В 1796 году на Российский престол вступил Император Павел I. Это было время,
когда революционная Франция, поправ законы Божеские и человеческие и умертвив
монарха, "обратилась к завоеванию и порабощению соседних держав".
Вице-адмирал Ушаков получил приказ привести в боевую готовность Черноморский
флот. Сложность обстановки для России заключалась в том, что не было ясности,
от какого противника - Турции или Франции - защищать южные рубежи. Франция
подстрекала Турцию к войне с Россией, и туркам, конечно же, хотелось возвратить
отторгнутые Россией земли; но, с другой стороны, соседство на Балканах с
французами становилось для Оттоманской Порты куда более опасным, чем потеря
Крыма.
 |
Турецкий морской унтер офицер |
Вскоре султан Селим III принял предложение Российского Императора о союзе
против Франции и обратился к Павлу I с просьбой о присылке вспомогательной
эскадры. В связи с этим вице-адмиралу Ушакову был доставлен Высочайший
рескрипт: "Коль скоро получите известие, что французская эскадра покусится
войти в Черное море, то немедленно, сыскав оную, дать решительное сражение,
и мы надеемся на ваше мужество, храбрость и искусство, что
честь нашего флага соблюдена будет..."
В начале августа 1798 года, находясь вблизи Севастопольского рейда с вверенной
ему эскадрой, Феодор Ушаков получил Высочайшее повеление "тотчас следовать и
содействовать с турецким флотом противу зловредных намерений Франции ..." Взяв
курс на Константинополь, российская эскадра скоро приблизилась к Босфору, и
этого оказалось достаточным, чтобы Порта немедленно объявила войну
республиканской Франции.
 |
Янычары |
Турция встречала русские суда на удивление дружелюбно. Поразила турок
опрятность, строгий порядок на русских судах. Один из влиятельных вельмож на
встрече у визиря заметил, что "двенадцать кораблей российских менее шуму
делают, нежели одна турецкая лодка; а матросы столь кротки, что не причиняют
жителям никаких по улицам обид". И облик, и весь дух русских моряков были
удивительны туркам. Российская эскадра пробыла в Константинополе две недели; 8
сентября, "дав туркам опыт неслыханного порядка и дисциплины", она снялась с
якоря и при благополучном ветре направила свой путь к Дарданеллам, к месту
соединения с турецким флотом. Командующим объединенными силами назначен был
вице-адмирал Ушаков. Турки, на собственном опыте зная его искусство и
храбрость, полностью доверили ему свой флот, а капудан-паша Кадыр-бей именем
султана обязан был почитать российского вице-адмирала "яко учителя".
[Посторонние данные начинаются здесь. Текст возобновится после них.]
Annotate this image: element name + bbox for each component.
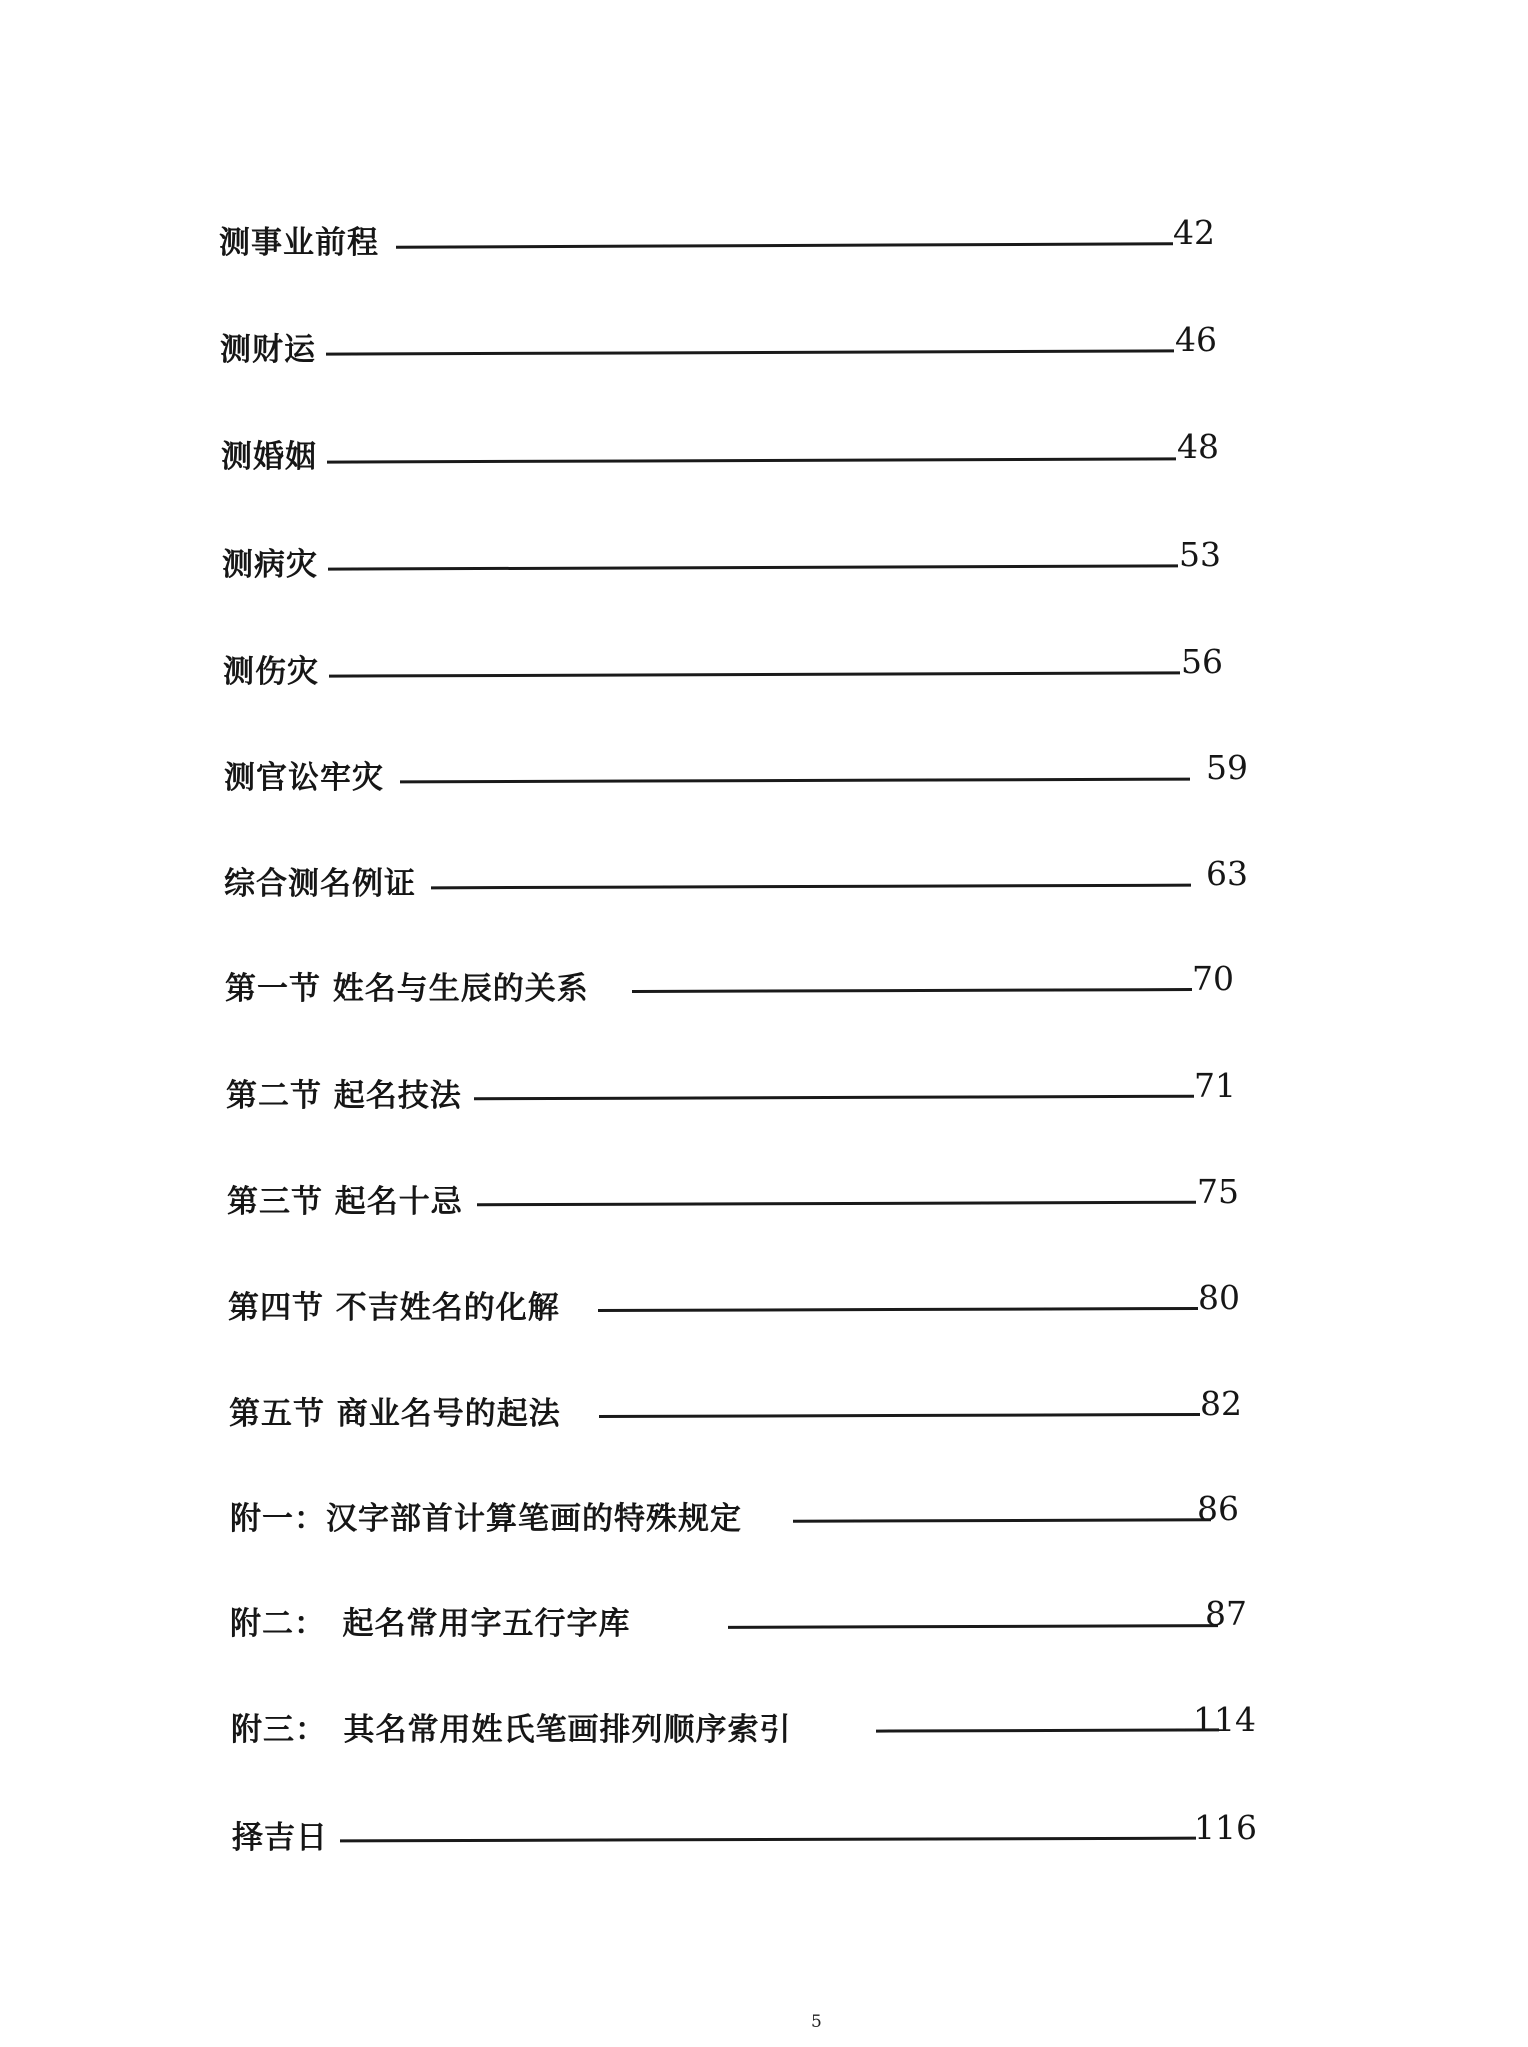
toc-entry-page: 53 [1179,535,1221,574]
toc-entry-page: 75 [1197,1172,1239,1211]
toc-entry-page: 63 [1206,854,1248,893]
toc-entry [224,748,1254,798]
toc-entry-title: 第四节 不吉姓名的化解 [228,1290,560,1326]
toc-entry-page: 48 [1177,427,1219,466]
toc-entry-title: 测病灾 [222,547,318,583]
leader-line [326,349,1174,355]
toc-entry [220,320,1240,370]
toc-entry-title: 第二节 起名技法 [226,1078,462,1114]
leader-line [632,988,1192,993]
toc-entry-title: 附二： 起名常用字五行字库 [230,1606,631,1642]
toc-entry-title: 测伤灾 [223,654,319,690]
leader-line [400,778,1190,784]
toc-entry-page: 46 [1175,320,1217,359]
toc-entry-page: 71 [1194,1066,1236,1105]
leader-line [329,671,1180,677]
leader-line [327,457,1176,463]
toc-entry [230,1489,1270,1539]
leader-line [431,884,1191,890]
toc-entry-page: 87 [1205,1594,1247,1633]
toc-entry [225,959,1255,1009]
toc-entry [219,213,1239,263]
toc-entry [221,427,1241,477]
leader-line [477,1201,1196,1207]
leader-line [728,1624,1218,1629]
toc-entry-page: 42 [1173,213,1215,252]
leader-line [599,1413,1200,1418]
toc-entry-title: 测事业前程 [219,225,379,261]
toc-entry [226,1066,1256,1116]
toc-entry [232,1808,1272,1858]
toc-entry-page: 114 [1193,1700,1256,1739]
toc-entry-title: 综合测名例证 [224,866,416,902]
toc-entry-title: 测财运 [220,332,316,368]
toc-entry [231,1700,1271,1750]
toc-entry-title: 附三： 其名常用姓氏笔画排列顺序索引 [231,1712,792,1748]
page-number: 5 [811,2012,822,2032]
toc-entry [224,854,1254,904]
toc-entry-page: 80 [1198,1278,1240,1317]
leader-line [328,564,1178,570]
toc-entry-title: 第三节 起名十忌 [227,1184,463,1220]
toc-entry-page: 82 [1200,1384,1242,1423]
toc-entry-page: 86 [1197,1489,1239,1528]
toc-entry-title: 择吉日 [232,1820,328,1856]
toc-entry [227,1172,1257,1222]
toc-entry-title: 测婚姻 [221,439,317,475]
leader-line [876,1728,1219,1732]
toc-entry [228,1278,1258,1328]
toc-entry-title: 第五节 商业名号的起法 [229,1396,561,1432]
toc-entry-title: 测官讼牢灾 [224,760,384,796]
toc-entry-page: 70 [1192,959,1234,998]
toc-entry [223,642,1243,692]
leader-line [396,242,1173,248]
toc-entry-page: 59 [1206,748,1248,787]
toc-entry [230,1594,1270,1644]
leader-line [474,1095,1194,1101]
leader-line [598,1307,1198,1312]
leader-line [340,1837,1196,1843]
toc-entry [222,535,1242,585]
toc-entry-title: 第一节 姓名与生辰的关系 [225,971,589,1007]
toc-entry [229,1384,1259,1434]
toc-entry-title: 附一：汉字部首计算笔画的特殊规定 [230,1501,742,1537]
leader-line [793,1518,1211,1522]
toc-entry-page: 116 [1194,1808,1257,1847]
toc-entry-page: 56 [1181,642,1223,681]
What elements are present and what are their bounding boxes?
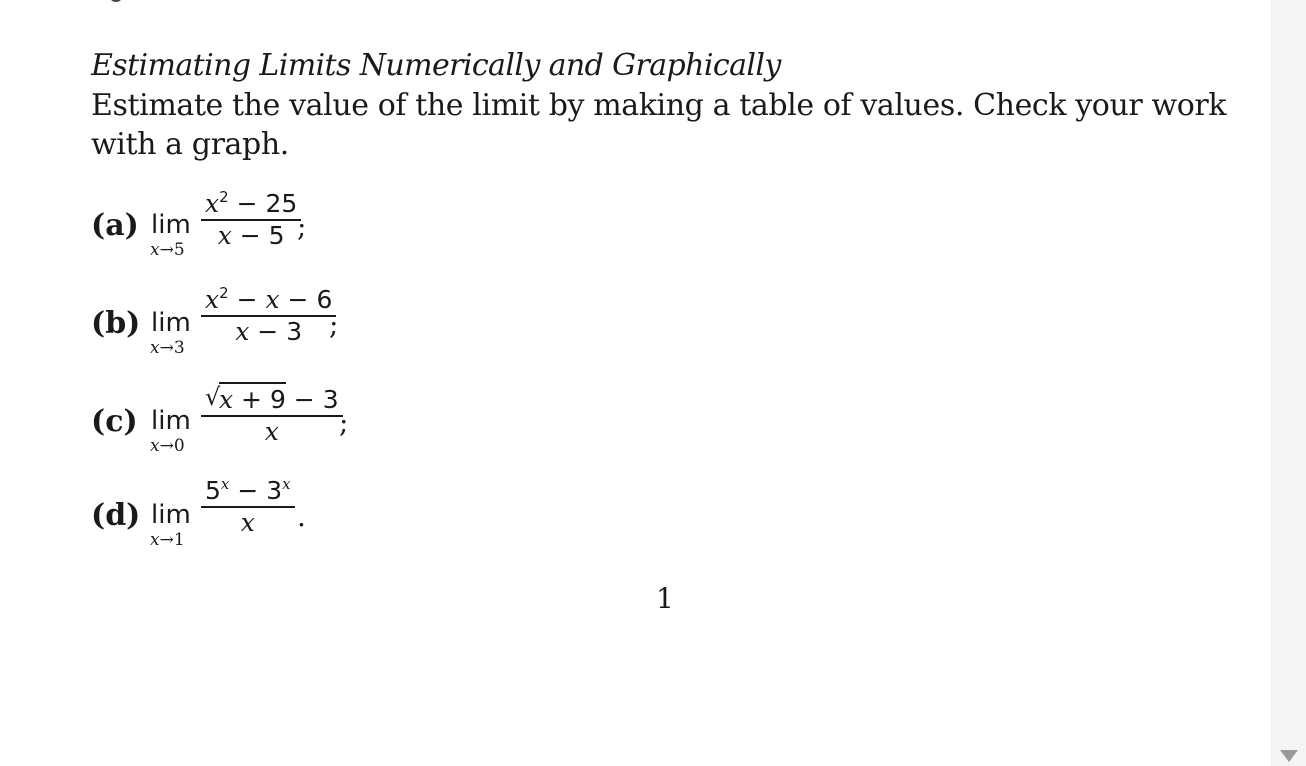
instructions-text: Estimate the value of the limit by making a table of values. Check your work with a graph. <box>91 88 1227 162</box>
lim-operator: lim <box>151 308 191 338</box>
triangle-down-icon[interactable] <box>1280 750 1298 762</box>
denominator: x − 5 <box>217 221 285 250</box>
sqrt-icon: √ x + 9 <box>205 383 286 414</box>
lim-operator: lim <box>151 406 191 436</box>
fraction <box>201 382 343 447</box>
fraction <box>201 476 295 538</box>
problem-label: (b) <box>91 306 141 341</box>
punctuation: ; <box>297 210 307 243</box>
section-title: Estimating Limits Numerically and Graphically <box>91 48 781 83</box>
numerator: $x^2 - 25$ <box>205 188 298 218</box>
punctuation: ; <box>339 406 349 439</box>
page-number: 1 <box>656 582 674 615</box>
lim-operator: lim <box>151 210 191 240</box>
fraction <box>201 284 339 347</box>
fraction <box>201 189 301 251</box>
denominator: x <box>240 508 255 537</box>
numerator: $x^2 - x - 6$ <box>205 284 333 314</box>
page-fragment-mark <box>109 0 123 2</box>
lim-subscript: x→0 <box>150 436 185 456</box>
problem-label: (d) <box>91 498 141 533</box>
vertical-scrollbar[interactable] <box>1271 0 1306 766</box>
problem-label: (c) <box>91 404 138 439</box>
lim-operator: lim <box>151 500 191 530</box>
lim-subscript: x→5 <box>150 240 185 260</box>
punctuation: ; <box>329 308 339 341</box>
denominator: x − 3 <box>235 317 303 346</box>
lim-subscript: x→1 <box>150 530 185 550</box>
lim-subscript: x→3 <box>150 338 185 358</box>
punctuation: . <box>297 500 306 533</box>
numerator: $5^x - 3^x$ <box>205 475 291 505</box>
denominator: x <box>264 417 279 446</box>
numerator: √ x + 9 − 3 <box>205 383 339 414</box>
problem-label: (a) <box>91 208 139 243</box>
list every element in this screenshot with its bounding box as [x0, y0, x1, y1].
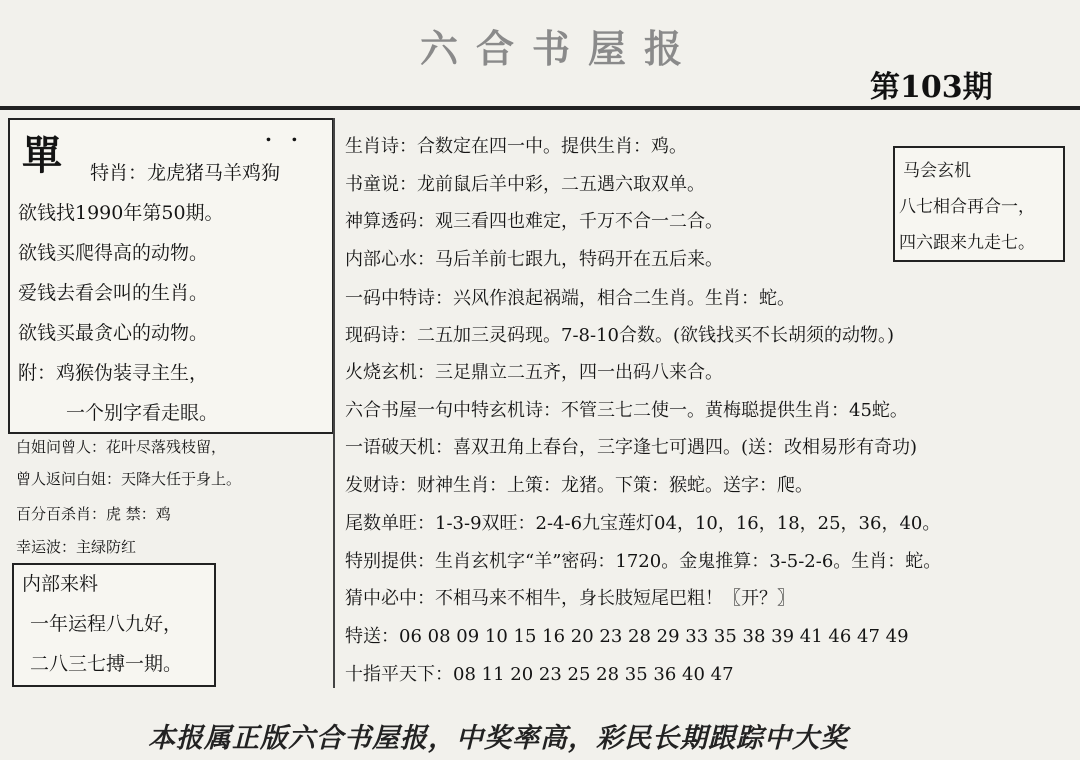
left-small-line-3: 幸运波：主绿防红 — [16, 538, 137, 556]
inner-box-line-1: 二八三七搏一期。 — [30, 653, 183, 675]
main-line-0: 生肖诗：合数定在四一中。提供生肖：鸡。 — [345, 136, 687, 157]
main-line-5: 现码诗：二五加三灵码现。7-8-10合数。(欲钱找买不长胡须的动物。) — [345, 325, 895, 346]
main-line-11: 特别提供：生肖玄机字“羊”密码：1720。金鬼推算：3-5-2-6。生肖：蛇。 — [345, 551, 942, 572]
column-divider — [333, 118, 335, 688]
left-line-5: 附：鸡猴伪装寻主生， — [18, 362, 209, 384]
main-line-13: 特送：06 08 09 10 15 16 20 23 28 29 33 35 38 39 41 46 47 49 — [345, 626, 909, 647]
ma-hui-title: 马会玄机 — [903, 161, 971, 181]
main-line-7: 六合书屋一句中特玄机诗：不管三七二使一。黄梅聪提供生肖：45蛇。 — [345, 400, 908, 421]
main-line-10: 尾数单旺：1-3-9双旺：2-4-6九宝莲灯04，10，16，18，25，36，40。 — [345, 513, 941, 534]
main-line-6: 火烧玄机：三足鼎立二五齐，四一出码八来合。 — [345, 362, 723, 383]
inner-source-box — [12, 563, 216, 687]
left-line-3: 爱钱去看会叫的生肖。 — [18, 282, 209, 304]
main-line-4: 一码中特诗：兴风作浪起祸端，相合二生肖。生肖：蛇。 — [345, 288, 795, 309]
main-line-14: 十指平天下：08 11 20 23 25 28 35 36 40 47 — [345, 664, 734, 685]
left-small-line-1: 曾人返问白姐：天降大任于身上。 — [16, 470, 242, 488]
main-line-12: 猜中必中：不相马来不相牛，身长肢短尾巴粗！〖开？〗 — [345, 588, 795, 609]
issue-number: 第103期 — [870, 70, 993, 105]
main-line-1: 书童说：龙前鼠后羊中彩，二五遇六取双单。 — [345, 174, 705, 195]
dan-mark: 單 — [22, 132, 62, 179]
header-rule — [0, 106, 1080, 110]
left-line-4: 欲钱买最贪心的动物。 — [18, 322, 209, 344]
left-small-line-0: 白姐问曾人：花叶尽落残枝留， — [16, 438, 227, 456]
ma-hui-line-1: 八七相合再合一， — [899, 197, 1035, 217]
footer-slogan: 本报属正版六合书屋报，中奖率高，彩民长期跟踪中大奖 — [148, 723, 848, 754]
main-line-8: 一语破天机：喜双丑角上春台，三字逢七可遇四。(送：改相易形有奇功) — [345, 437, 918, 458]
ma-hui-box — [893, 146, 1065, 262]
main-line-3: 内部心水：马后羊前七跟九，特码开在五后来。 — [345, 249, 723, 270]
left-line-6: 一个别字看走眼。 — [66, 402, 219, 424]
left-panel — [8, 118, 334, 434]
decorative-dots: . . — [265, 122, 304, 146]
main-line-2: 神算透码：观三看四也难定，千万不合一二合。 — [345, 211, 723, 232]
left-line-1: 欲钱找1990年第50期。 — [18, 202, 224, 224]
ma-hui-line-2: 四六跟来九走七。 — [899, 233, 1035, 253]
left-small-line-2: 百分百杀肖：虎 禁：鸡 — [16, 505, 171, 523]
special-zodiac-line: 特肖：龙虎猪马羊鸡狗 — [90, 162, 281, 184]
masthead-title: 六合书屋报 — [420, 26, 701, 71]
main-line-9: 发财诗：财神生肖：上策：龙猪。下策：猴蛇。送字：爬。 — [345, 475, 813, 496]
inner-box-title: 内部来料 — [22, 573, 99, 595]
left-line-2: 欲钱买爬得高的动物。 — [18, 242, 209, 264]
inner-box-line-0: 一年运程八九好， — [30, 613, 183, 635]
Первой задачей эскадры было взятие Ионических островов, расположенных вдоль
юго-западного побережья Греции, главный из которых - Корфу, имея и без того
мощнейшие в Европе бастионы, был еще значительно укреплен французами и считался
неприступным. Коренные жители занятых французами островов были православными
греками, а на Корфу находилась великая христианская святыня - мощи святителя
Спиридона Тримифунтского.
Феодор Ушаков поступил премудро: он, прежде всего, обратился с письменным
воззванием к жителям островов, призывая их содействовать в "низвержении
несносного ига" безбожников-французов. Ответом была повсеместная вооруженная
помощь населения, воодушевленного прибытием русской православной эскадры. Как
ни сопротивлялись французы, наш десант решительными действиями освободил остров
Цериго, затем Занте...
Когда французский гарнизон на острове Занте сдался, то "на другой день
главнокомандующий вице-адмирал Ушаков, вместе с капитанами и офицерами эскадры,
съехал на берег для слушания благодарственного молебна в церкви св. чудотворца
Дионисия. Звоном колоколов и ружейной пальбой приветствованы были шлюпки, когда
приближались к берегу; все улицы украсились выставленными в окнах русскими
флагами - белыми с синим Андреевским крестом, и почти все жители имели такие же
флаги в руках, безпрестанно восклицая: "Да здравствует Государь наш Павел
Петрович! Да здравствует избавитель и восстановитель Православной Веры в нашем
Отечестве!"
То же было и при острове Кефалония: "...жители везде поднимали русские флаги и
способствовали десантным войскам отыскивать французов, скрывшихся в горах и
ущельях; а когда остров был взят, местный архиерей и духовенство с крестами,
все дворянство и жители, при колокольном звоне и пальбе из пушек и ружей,
встретили начальника русского отряда и командиров судов, когда они съехали на
берег".
Но между тем, с самого начала совместной кампании, особенно когда перешли к
военным действиям, выяснилось, что от турецкой вспомогательной эскадры помощи
было менее, чем неприятностей и хлопот. Турки, при всех льстивых заверениях и
готовности сотрудничать, были настолько неорганизованны и дики, что
вице-адмирал должен был держать их позади своей эскадры, стараясь не подпускать
к делу. Это была обуза, о которой, впрочем, будучи главнокомандующим, он обязан
был заботиться, то есть кормить, одевать, обучать воинскому ремеслу, чтоб
использовать хотя бы отчасти.
Местное население открывало двери русским - и захлопывало их перед турками.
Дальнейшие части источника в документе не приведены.